11. A process for packaging an oxygen sensitive product comprising:

a) providing a support member;

b) placing the oxygen sensitive product on the support member; and

c) adhering a non-woven material to the support member such that a closed package is made;

wherein the non-woven material exhibits a Gurley Hill porosity (TAPPI T460) of from 1 to 10 seconds per 100 cubic centimeters.

12. The process of claim 11 wherein the support member comprises a tray.

13. The process of claim 11 wherein the support member comprises a thermoformed tray.

14. The process of claim 11 wherein the support member comprises a material selected from the group consisting of polyethylene, polypropylene, polystyrene, polyamide, 1,4-polymethylpentene, and crystallized polyethylene terephthalate

15. The process of claim 11 wherein the oxygen sensitive product comprises a material selected from the group consisting of asparagus, lettuce, cabbage, broccoli, green beans, cauliflower, spinach, kale, carrot, onion, pepper, corn, radish, endive, chard, chicory, radicchio, greens, peas, squash, escarole, brussel sprouts, alfalfa sprouts, mushrooms, melon, and berries.

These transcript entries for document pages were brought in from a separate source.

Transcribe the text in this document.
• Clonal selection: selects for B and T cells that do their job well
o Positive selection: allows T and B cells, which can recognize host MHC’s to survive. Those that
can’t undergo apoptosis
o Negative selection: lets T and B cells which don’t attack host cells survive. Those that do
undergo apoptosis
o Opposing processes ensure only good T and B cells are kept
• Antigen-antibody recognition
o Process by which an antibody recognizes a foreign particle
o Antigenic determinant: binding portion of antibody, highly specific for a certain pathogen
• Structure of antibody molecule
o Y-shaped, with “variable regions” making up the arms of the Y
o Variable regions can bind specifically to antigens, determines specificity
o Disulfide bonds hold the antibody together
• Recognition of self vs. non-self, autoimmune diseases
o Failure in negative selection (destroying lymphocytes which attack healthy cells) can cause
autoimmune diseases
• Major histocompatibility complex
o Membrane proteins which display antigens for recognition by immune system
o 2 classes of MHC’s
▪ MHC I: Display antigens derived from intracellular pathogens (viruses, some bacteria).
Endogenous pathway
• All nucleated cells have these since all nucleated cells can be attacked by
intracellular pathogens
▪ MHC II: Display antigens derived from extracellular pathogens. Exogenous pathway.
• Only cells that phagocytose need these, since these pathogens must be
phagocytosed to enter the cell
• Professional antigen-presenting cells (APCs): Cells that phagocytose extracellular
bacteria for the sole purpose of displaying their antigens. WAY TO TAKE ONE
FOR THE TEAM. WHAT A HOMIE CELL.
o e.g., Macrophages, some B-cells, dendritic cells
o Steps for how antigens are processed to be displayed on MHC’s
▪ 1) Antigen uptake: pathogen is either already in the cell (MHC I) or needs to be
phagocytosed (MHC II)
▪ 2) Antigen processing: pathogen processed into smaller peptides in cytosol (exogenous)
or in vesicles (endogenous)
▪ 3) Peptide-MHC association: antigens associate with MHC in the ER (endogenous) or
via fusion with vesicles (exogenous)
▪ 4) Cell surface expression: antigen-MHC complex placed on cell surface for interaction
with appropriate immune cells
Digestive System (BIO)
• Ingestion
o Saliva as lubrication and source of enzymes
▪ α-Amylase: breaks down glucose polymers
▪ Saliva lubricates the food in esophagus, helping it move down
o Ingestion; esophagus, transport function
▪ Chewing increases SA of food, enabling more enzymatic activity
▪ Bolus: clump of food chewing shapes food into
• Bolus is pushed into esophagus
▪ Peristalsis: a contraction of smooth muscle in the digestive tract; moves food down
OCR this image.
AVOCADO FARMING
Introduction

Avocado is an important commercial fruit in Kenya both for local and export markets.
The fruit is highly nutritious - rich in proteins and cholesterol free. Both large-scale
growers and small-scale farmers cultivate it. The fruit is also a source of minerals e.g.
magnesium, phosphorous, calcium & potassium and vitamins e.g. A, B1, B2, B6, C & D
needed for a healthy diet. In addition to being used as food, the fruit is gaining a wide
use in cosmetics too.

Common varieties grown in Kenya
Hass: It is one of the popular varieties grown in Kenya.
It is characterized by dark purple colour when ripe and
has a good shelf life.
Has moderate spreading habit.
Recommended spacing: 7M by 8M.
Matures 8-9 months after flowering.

16. The process of claim 11 wherein the non-woven lid exhibits a Gurley Hill porosity (TAPPI T460) of from 3 to 8 seconds per 100 cubic centimeters.

17. The process of claim 11 wherein the non-woven lid comprises a composite of a first non-woven material and a second non-woven material.

18. The process of claim 17 wherein the second non-woven material has a Gurley Hill porosity different from that of the first non-woven material.

19. The process of claim 11 wherein the non-woven lid has an average fiber diameter of greater than 50 micrometers.

20. The process of claim 11 wherein the non-woven lid is sealed to the support member with a seal strength of from 1 to 6 pounds/inch.